10.6.1 Fundamental Concepts

The initial Linux file system was the MINIX 1 file system. However, because it limited file names to 14 characters (in order to be compatible with UNIX Version 7) and its maximum file size was 64 MB (which was overkill on the 10-MB hard disks of its era), there was interest in better file systems almost from the beginning of the Linux development, which began about 5 years after MINIX 1 was released. The first improvement was the ext file system, which allowed file names of 255 characters and files of 2 GB, but it was slower than the MINIX 1 file system, so the search continued for a while. Eventually, the ext2 file system was invented, with long file names, long files, and better performance, and it has become the main file system. However, Linux supports several dozen file systems using the Virtual File System (VFS) layer (described in the next section). When Linux is linked, a choice is offered of which file systems should be built into the kernel.
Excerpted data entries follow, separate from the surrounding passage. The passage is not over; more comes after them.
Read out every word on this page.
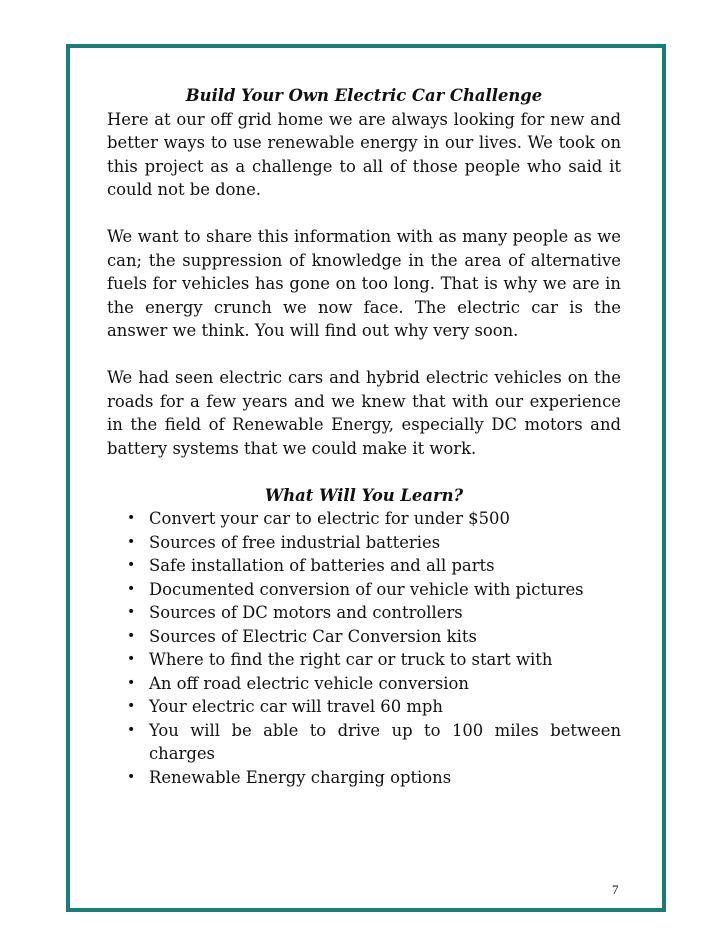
Build Your Own Electric Car Challenge

Here at our off grid home we are always looking for new and better ways to use renewable energy in our lives. We took on this project as a challenge to all of those people who said it could not be done.

We want to share this information with as many people as we can; the suppression of knowledge in the area of alternative fuels for vehicles has gone on too long. That is why we are in the energy crunch we now face. The electric car is the answer we think. You will find out why very soon.

We had seen electric cars and hybrid electric vehicles on the roads for a few years and we knew that with our experience in the field of Renewable Energy, especially DC motors and battery systems that we could make it work.

What Will You Learn?

• Convert your car to electric for under $500
• Sources of free industrial batteries
• Safe installation of batteries and all parts
• Documented conversion of our vehicle with pictures
• Sources of DC motors and controllers
• Sources of Electric Car Conversion kits
• Where to find the right car or truck to start with
• An off road electric vehicle conversion
• Your electric car will travel 60 mph
• You will be able to drive up to 100 miles between charges
• Renewable Energy charging options
7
Others can be dynamically loaded as modules during execution, if need be.

A Linux file is a sequence of 0 or more bytes containing arbitrary information. No distinction is made between ASCII files, binary files, or any other kinds of files. The meaning of the bits in a file is entirely up to the file’s owner. The system does not care. File names are limited to 255 characters, and all the ASCII characters except NUL are allowed in file names, so a file name consisting of three carriage returns is a legal file name (but not an especially convenient one).

By convention, many programs (for example, compilers) expect file names to consist of a base name and an extension, separated by a dot (which counts as a character). Thus prog.c is typically a C program, prog.py is typically a Python program, and prog.o is usually an object file (compiler output). These conventions are not enforced by the operating system but some compilers and other programs expect them. Extensions may be of any length, and files may have multiple extensions, as in prog.java.gz, which is probably a gzip compressed Java program.
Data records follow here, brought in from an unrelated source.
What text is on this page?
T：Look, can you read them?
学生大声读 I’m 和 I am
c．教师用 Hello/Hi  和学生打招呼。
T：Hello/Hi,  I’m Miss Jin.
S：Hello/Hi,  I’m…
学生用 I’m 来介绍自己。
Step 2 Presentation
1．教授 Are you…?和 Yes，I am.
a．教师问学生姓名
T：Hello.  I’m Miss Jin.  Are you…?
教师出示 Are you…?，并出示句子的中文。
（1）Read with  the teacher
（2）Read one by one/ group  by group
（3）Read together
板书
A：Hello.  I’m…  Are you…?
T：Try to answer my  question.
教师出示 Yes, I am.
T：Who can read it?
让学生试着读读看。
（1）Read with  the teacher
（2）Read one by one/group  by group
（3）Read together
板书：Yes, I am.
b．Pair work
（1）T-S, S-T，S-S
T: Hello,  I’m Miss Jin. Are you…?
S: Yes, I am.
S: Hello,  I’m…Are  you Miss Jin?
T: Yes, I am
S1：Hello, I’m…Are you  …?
Files can be grouped together in directories for convenience. Directories are stored as files and to a large extent can be treated like files. Directories can contain subdirectories, leading to a hierarchical file system. The root directory is called/and always contains several subdirectories. The/character is also used to separate directory names, so that the name /usr/ast/x denotes the file x located in the directory ast, which itself is in the /usr directory. Some of the major directories near the top of the tree are shown in Fig. 10-23.

Figure 10-23

Directory Contents
bin Binary (executable) programs
dev Special files for I/O devices
etc Miscellaneous system files
lib Libraries
usr User directories

Some important directories found in most Linux systems.

There are two ways to specify file names in Linux, both to the shell and when opening a file from inside a program. The first way is by means of an absolute path, which means telling how to get to the file starting at the root directory. An example of an absolute path is /usr/ast/books/mos5/chap-10. This tells the system to look in the root directory for a directory called usr, then look there for another directory, ast. In turn, this directory contains a directory books, which contains the directory mos5, which contains the file chap-10.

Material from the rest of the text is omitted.